The Blue Ribbon Panel was a broad-based group representing private company constituents, including bankers, sureties, venture capitalists, CEOs, preparers, CPA practitioners, and regulators. In January 2011, the panel recommended establishing a private company standards board under the FAF to set differences in U.S. generally accepted accounting principles (U.S. GAAP).
The FAF rejected that recommendation in early October, despite over 3,000 letters from private company constituents and more than thirty state CPA societies that wrote in support of the panel's recommendation.

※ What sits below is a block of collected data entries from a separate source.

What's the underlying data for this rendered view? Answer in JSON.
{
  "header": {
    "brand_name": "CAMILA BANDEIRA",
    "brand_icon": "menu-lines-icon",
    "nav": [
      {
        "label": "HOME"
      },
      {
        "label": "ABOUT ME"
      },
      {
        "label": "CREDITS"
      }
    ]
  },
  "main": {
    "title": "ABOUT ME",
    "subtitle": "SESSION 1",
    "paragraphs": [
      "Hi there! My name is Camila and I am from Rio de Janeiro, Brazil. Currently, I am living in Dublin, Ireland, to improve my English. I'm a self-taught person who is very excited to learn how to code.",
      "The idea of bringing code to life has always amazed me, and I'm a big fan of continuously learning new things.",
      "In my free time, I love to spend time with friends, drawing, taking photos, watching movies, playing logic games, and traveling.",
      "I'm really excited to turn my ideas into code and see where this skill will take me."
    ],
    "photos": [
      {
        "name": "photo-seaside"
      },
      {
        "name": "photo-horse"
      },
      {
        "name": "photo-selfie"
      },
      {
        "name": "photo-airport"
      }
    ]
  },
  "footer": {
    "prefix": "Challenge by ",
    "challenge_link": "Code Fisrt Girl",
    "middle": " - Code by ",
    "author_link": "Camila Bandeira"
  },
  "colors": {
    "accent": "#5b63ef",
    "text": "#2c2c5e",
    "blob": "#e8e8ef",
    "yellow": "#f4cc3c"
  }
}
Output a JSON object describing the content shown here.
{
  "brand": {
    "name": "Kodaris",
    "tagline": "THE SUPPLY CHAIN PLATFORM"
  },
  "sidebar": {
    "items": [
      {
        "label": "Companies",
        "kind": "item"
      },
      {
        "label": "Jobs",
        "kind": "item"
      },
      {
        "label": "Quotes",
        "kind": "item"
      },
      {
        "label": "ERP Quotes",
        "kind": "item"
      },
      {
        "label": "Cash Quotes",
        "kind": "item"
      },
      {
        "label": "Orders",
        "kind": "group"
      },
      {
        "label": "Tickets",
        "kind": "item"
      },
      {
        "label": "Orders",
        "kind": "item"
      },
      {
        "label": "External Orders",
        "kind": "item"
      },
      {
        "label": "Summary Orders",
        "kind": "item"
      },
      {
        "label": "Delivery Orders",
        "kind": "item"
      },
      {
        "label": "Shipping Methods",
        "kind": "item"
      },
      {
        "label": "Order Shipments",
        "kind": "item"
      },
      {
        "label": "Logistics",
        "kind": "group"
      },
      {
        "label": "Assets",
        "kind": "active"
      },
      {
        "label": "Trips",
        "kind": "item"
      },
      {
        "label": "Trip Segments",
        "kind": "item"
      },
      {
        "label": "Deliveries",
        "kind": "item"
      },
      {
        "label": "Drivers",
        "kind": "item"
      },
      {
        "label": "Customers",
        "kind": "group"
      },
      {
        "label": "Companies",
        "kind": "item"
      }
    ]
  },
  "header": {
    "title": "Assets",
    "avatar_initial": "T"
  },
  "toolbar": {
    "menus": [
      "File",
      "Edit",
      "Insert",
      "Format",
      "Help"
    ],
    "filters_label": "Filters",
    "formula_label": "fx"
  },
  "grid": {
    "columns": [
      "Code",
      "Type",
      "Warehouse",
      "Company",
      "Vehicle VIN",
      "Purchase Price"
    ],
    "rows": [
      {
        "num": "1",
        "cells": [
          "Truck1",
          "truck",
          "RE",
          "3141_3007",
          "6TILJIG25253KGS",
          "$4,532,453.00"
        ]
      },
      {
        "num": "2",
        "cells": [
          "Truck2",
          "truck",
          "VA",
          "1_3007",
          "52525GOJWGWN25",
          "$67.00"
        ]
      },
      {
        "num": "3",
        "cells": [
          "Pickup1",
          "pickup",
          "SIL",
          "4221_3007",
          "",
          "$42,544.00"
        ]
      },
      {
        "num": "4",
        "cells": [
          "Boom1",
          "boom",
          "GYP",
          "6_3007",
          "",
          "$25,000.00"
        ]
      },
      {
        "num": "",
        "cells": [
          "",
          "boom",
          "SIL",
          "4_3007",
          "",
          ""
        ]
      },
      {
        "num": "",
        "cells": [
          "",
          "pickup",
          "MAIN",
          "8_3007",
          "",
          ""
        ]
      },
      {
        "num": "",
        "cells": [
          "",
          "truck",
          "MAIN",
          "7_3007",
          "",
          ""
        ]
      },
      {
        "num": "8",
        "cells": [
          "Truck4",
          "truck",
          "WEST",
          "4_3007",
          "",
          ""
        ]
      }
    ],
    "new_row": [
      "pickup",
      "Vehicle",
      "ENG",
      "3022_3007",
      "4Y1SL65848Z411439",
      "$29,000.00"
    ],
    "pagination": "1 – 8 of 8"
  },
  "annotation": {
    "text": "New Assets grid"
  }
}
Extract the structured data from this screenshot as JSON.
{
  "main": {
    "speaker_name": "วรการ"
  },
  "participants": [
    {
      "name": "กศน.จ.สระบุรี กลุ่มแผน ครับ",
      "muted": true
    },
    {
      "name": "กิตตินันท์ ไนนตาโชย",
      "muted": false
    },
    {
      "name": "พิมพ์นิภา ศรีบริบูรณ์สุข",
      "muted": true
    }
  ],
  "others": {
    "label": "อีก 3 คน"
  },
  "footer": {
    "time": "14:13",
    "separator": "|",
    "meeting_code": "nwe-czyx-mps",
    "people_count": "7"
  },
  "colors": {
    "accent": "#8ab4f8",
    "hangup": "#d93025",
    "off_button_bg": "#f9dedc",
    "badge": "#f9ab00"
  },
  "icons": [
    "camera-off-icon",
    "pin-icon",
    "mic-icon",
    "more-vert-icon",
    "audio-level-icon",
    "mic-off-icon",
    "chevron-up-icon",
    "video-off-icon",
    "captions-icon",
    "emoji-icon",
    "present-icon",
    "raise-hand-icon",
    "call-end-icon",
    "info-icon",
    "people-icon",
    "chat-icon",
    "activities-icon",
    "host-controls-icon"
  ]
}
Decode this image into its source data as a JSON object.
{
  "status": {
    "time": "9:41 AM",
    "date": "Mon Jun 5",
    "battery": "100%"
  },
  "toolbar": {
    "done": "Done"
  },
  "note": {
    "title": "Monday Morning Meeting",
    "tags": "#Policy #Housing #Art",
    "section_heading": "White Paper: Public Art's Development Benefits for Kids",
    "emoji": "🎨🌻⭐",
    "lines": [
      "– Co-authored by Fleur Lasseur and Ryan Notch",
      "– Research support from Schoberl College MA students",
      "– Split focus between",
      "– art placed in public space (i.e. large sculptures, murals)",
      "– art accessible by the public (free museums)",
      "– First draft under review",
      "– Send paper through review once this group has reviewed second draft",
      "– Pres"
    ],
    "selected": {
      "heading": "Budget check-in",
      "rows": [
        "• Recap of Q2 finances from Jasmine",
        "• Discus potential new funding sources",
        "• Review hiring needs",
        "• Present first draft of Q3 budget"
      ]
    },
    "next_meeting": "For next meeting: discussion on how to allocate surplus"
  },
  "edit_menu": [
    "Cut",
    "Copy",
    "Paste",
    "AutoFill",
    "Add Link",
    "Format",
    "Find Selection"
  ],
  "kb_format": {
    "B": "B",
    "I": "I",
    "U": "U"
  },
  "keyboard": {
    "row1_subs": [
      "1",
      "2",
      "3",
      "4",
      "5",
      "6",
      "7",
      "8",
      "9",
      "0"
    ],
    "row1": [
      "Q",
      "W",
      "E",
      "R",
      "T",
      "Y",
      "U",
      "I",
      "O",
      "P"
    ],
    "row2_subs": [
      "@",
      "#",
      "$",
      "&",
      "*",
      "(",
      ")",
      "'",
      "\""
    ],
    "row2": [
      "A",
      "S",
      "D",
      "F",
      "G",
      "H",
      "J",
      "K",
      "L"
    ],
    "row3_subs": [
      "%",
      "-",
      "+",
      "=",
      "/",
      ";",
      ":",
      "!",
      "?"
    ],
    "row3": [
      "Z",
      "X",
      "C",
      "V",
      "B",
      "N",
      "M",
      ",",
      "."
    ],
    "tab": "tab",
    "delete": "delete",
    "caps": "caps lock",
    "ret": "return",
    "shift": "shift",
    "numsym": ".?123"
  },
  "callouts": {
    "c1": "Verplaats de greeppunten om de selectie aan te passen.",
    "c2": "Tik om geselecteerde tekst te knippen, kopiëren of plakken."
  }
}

The FAF has proposed a new Private Company Standards Improvement Council (PCSIC) that would identify, propose, and formally vote on specific exceptions or modifications to U.S. GAAP for private companies. Changes approved by a two-thirds majority would be forwarded to the Financial Accounting Standards Board (FASB) for ratification.
In its press release, the AICPA said that the proposed council would essentially replicate what exists today in the Private Company Financial Reporting Committee (PCFRC), which likewise is subject to ratification by the FASB. The current PCFRC has been unable to overcome the FASB's reluctance to accept key modifications to U.S. GAAP. Given the FASB's historic vetoes, it is expected that identifying and executing needed differences in U.S. GAAP standards for private companies would be unlikely to occur, if at all, until 2014.
The AICPA has called on members to send comment letters to the FAF supporting an authoritative standard-setting board.